Robert Sakata of Sakata Farms in Brighton, Colo., is only 30 miles downstream from the largest metropolitan area in the state.

“Our farm is near where a large portion of the population calls home,” he said. “Agriculture in Colorado has a long and admirable history of not only being the economic engine for the state but the proud heritage of so many great-grandparents to now great-grandchildren on farms and ranches across the state. Just like Colorado manages the state’s water resources to make sure that we comply with the South Platte River Compact, we are bound as individual water rights holders to the important prior appropriations doctrine that allows us to plan for the future. And that is key, how we plan.”


Arguably one of the bigger concerns to irrigated agriculture in the South Platte basin, and thus, the water Nebraska receives through irrigation, is planning for the increase in water demands driven by this population growth in Colorado.

“Various municipal water providers continue to look to dry up irrigated agriculture in the South Platte basin to supply their new demands for water,” Frank said. “Unless new water supplies are developed and future municipal demands are lowered, the practice of ‘buy and dry’ will continue to have negative impacts on agriculture in the South Platte basin.”

However, these impacts aren’t only to agriculture, Manuello added.

“We’ve already seen the effects of buy and dry and how it can destroy the economy in the area,” Manuello said. “Yes, there are impacts to people who want to continue in agriculture, but it also impacts the economy of everything in this area.”

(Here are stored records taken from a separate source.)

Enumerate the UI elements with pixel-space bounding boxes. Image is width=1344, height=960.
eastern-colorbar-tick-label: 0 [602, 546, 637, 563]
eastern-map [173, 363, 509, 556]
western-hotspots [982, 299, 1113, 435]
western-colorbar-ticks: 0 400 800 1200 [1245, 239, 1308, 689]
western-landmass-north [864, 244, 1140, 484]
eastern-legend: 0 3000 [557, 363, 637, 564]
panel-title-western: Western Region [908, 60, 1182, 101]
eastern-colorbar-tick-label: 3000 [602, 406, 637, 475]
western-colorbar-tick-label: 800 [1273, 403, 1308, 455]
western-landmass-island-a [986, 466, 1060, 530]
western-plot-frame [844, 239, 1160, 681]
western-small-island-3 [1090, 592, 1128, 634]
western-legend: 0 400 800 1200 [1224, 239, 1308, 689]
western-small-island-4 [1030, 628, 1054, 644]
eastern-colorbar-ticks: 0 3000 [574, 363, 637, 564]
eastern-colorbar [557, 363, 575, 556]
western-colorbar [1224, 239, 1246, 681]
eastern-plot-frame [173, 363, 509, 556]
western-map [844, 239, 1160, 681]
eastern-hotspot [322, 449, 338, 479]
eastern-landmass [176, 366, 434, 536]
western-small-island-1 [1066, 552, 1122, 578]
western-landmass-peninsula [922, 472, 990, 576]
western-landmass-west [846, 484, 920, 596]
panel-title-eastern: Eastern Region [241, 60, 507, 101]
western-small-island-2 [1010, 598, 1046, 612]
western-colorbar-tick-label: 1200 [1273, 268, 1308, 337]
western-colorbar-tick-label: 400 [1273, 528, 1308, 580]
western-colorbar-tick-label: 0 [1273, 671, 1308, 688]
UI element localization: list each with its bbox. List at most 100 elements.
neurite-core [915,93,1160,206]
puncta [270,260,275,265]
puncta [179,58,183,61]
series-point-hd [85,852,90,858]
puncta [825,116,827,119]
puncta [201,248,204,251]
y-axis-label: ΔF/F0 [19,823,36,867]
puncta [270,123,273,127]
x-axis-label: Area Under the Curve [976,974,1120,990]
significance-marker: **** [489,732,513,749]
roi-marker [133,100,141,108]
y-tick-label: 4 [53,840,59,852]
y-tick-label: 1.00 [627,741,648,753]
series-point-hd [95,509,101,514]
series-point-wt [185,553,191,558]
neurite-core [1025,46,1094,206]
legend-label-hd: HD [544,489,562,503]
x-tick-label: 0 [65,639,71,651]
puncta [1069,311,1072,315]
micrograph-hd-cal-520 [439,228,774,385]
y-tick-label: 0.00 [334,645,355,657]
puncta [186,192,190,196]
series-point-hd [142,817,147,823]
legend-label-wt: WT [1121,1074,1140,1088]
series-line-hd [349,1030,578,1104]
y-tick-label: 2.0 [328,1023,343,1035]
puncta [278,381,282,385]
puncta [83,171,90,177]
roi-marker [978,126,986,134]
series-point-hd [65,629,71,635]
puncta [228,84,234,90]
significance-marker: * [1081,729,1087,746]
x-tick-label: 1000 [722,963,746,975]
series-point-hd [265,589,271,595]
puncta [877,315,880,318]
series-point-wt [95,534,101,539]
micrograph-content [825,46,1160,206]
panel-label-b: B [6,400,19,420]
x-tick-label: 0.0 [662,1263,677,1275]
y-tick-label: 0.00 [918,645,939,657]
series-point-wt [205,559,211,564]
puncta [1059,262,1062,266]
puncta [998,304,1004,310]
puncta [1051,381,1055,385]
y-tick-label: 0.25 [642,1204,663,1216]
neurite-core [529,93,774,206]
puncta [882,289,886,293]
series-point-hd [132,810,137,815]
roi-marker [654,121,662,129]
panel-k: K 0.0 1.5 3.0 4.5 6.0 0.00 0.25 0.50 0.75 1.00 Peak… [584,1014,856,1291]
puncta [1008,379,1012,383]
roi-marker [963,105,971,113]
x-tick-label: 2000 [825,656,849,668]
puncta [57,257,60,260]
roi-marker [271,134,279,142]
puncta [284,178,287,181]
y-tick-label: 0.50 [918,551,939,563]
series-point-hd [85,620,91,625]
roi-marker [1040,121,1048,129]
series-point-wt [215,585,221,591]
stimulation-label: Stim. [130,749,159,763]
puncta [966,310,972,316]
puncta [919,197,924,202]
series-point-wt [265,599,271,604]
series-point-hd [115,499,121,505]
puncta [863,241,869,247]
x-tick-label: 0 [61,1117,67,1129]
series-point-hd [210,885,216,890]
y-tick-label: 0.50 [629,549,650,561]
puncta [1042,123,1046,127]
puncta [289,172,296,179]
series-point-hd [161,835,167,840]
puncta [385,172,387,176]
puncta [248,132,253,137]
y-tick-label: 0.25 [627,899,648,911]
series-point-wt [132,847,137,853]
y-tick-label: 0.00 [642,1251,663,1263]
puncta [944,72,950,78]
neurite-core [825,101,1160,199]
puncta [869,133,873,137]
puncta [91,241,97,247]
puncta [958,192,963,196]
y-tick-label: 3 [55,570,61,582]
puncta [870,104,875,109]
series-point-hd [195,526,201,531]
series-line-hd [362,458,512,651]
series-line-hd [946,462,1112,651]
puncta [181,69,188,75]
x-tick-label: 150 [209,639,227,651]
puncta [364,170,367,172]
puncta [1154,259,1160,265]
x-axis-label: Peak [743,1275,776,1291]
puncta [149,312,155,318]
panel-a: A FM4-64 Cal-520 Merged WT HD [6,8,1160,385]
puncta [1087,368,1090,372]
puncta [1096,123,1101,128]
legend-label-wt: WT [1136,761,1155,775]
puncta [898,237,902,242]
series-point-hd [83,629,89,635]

Sakata said that clear discussion is needed from everyone for the future.

“Even in the city, people are still actively engaged in water conservation efforts — everything from xeriscaping yards to installing low-flow appliances,” he said. “There is only so much water and the best way for us to keep Colorado Colorful, as the welcoming sign at Julesburg says, is for collaboration. This means having farmers, ranchers, conservation groups, municipal water providers, planners and anybody else who wants to join in to have honest discussions about what we want tomorrow to look like.”